Bab 29

128 25 4
                                    

Kalo kamu jadi Aesha, apa yang akan kamu lakukan untuk membuat pikiran tetap waras?

Selamat membaca. Di karyakarsa udah sampai bab 52 ...



---------------------------------------------



"Berhenti di depan rumah tanteku aja," ucap Aesha saat mobil Gen memasuki area perumahan mewah ini.

Sekilas melirik wajah Aesha yang duduk di sebelahnya, Gen mengangguk paham. Terus mencoba memahami maksud pikiran Aesha, Gen benar-benar mengkontrol emosinya. Dia bahkan tidak kecewa sedikitpun saat Aesha menolak ajakan makan yang sebelumnya ia tawarkan. Namun untuk mengantarkan Aesha pulang, Gen tidak ingin berdebat sedikitpun. Baginya membiarkan Aesha pulang sendiri dimalam hari seperti sekarang ini sama saja menunjukkan ketidak seriusan atas perasaan yang ada di hatinya. Maka dari itu, Aesha menurut saja saat Gen tidak menerima penolakan untuk mengantarkan dirinya pulang.

"Ini rumahnya?"

Gen memandang rumah di depannya dengan penuh kekaguman. Rumah Nada berdiri megah tanpa pagar, menyatu dengan taman yang luas dan terawat. Rumah itu memiliki arsitektur modern minimalis dengan dominasi warna putih dan abu-abu, memberikan kesan bersih dan elegan.

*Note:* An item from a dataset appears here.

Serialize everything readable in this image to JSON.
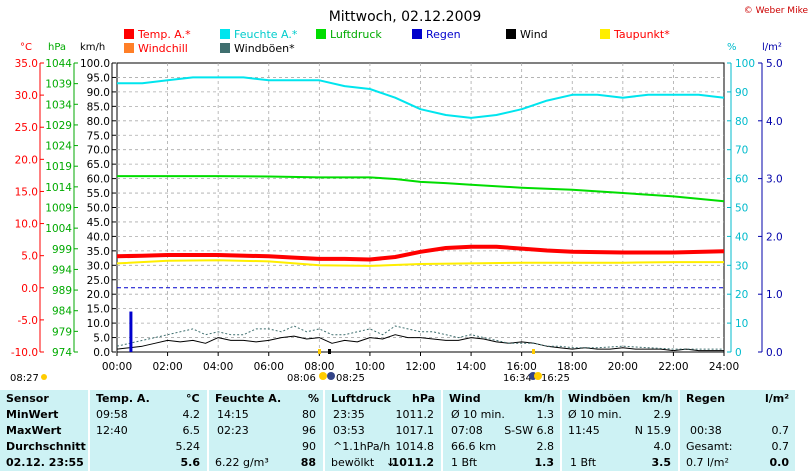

Dari luar, rumah itu terlihat memiliki dua lantai. Bagian depan rumah dihiasi dengan jendela-jendela besar yang memungkinkan cahaya alami masuk dengan bebas. Gen bisa melihat sebagian interior rumah melalui jendela-jendela tersebut. Tirai tipis berwarna putih memberikan kesan ringan dan nyaman. Pintu utama yang besar dan terbuat dari kayu jati dengan ukiran yang halus, menambah kesan mewah pada rumah itu.

Taman depan rumah dihiasi dengan berbagai macam tanaman hias yang tertata rapi. Ada jalan setapak yang terbuat dari batu alam yang mengarah ke pintu utama. Di sisi kanan taman, terdapat sebuah kolam kecil dengan air mancur, yang suara gemericiknya memberikan efek menenangkan. Lampu-lampu taman tersembunyi di balik semak-semak dan tanaman, memberikan pencahayaan yang lembut dan menciptakan suasana yang hangat di malam hari.

Gen bisa melihat teras depan yang cukup luas dengan beberapa kursi santai dan meja kecil, seolah mengundang siapa pun untuk duduk dan menikmati udara malam. Di sudut teras, terdapat pot besar dengan pohon bonsai yang tampak dirawat dengan sangat baik.

Gen membayangkan bagaimana nyaman dan tenangnya tinggal di rumah seperti ini. Rumah ini bukan hanya besar dan mewah, tetapi juga memberikan kesan hangat dan ramah. Dia bisa merasakan betapa rumah ini dirancang dengan penuh perhatian terhadap detail dan kenyamanan penghuni.

"Ya, ini rumahnya," jawab Aesha, suaranya lembut namun terdengar jelas. Gen menatapnya sejenak sebelum kembali melihat rumah itu. Dia merasa lega bisa mengantarkan Aesha sampai ke tempat yang aman dan nyaman.

"Hm. Kamu mau turun?"

"Boleh?" tanya Gen menunggu kepastian.

"Iya. Turun aja. Nanti kamu bisa ketemu sama ayah Agam. Atau mungkin bang Zhafir kalau dia lagi ada di rumah."

"Yaudah, boleh."

Turun lebih dulu, Aesha masuk ke dalam rumah, dan membiarkan Gen memarkirkan mobilnya persis di depan rumah itu.

"Assalamu'alaikum,"

"Wa'alaikumsalam,"

Zhafir dan Aneska yang sedang duduk di ruang keluarga, langsung menatap kedatangan Aesha dengan ekspresi kekhawatiran.

Pamit pagi dari rumah, dan tidak ada kabar hingga malam, kepulangan Aesha saat ini jelas menjadi tanda tanya untuk Aneska dan juga Zhafir. Bahkan Zhafir langsung bergerak, mencari tahu, dengan siapa Aesha pulang malam ini.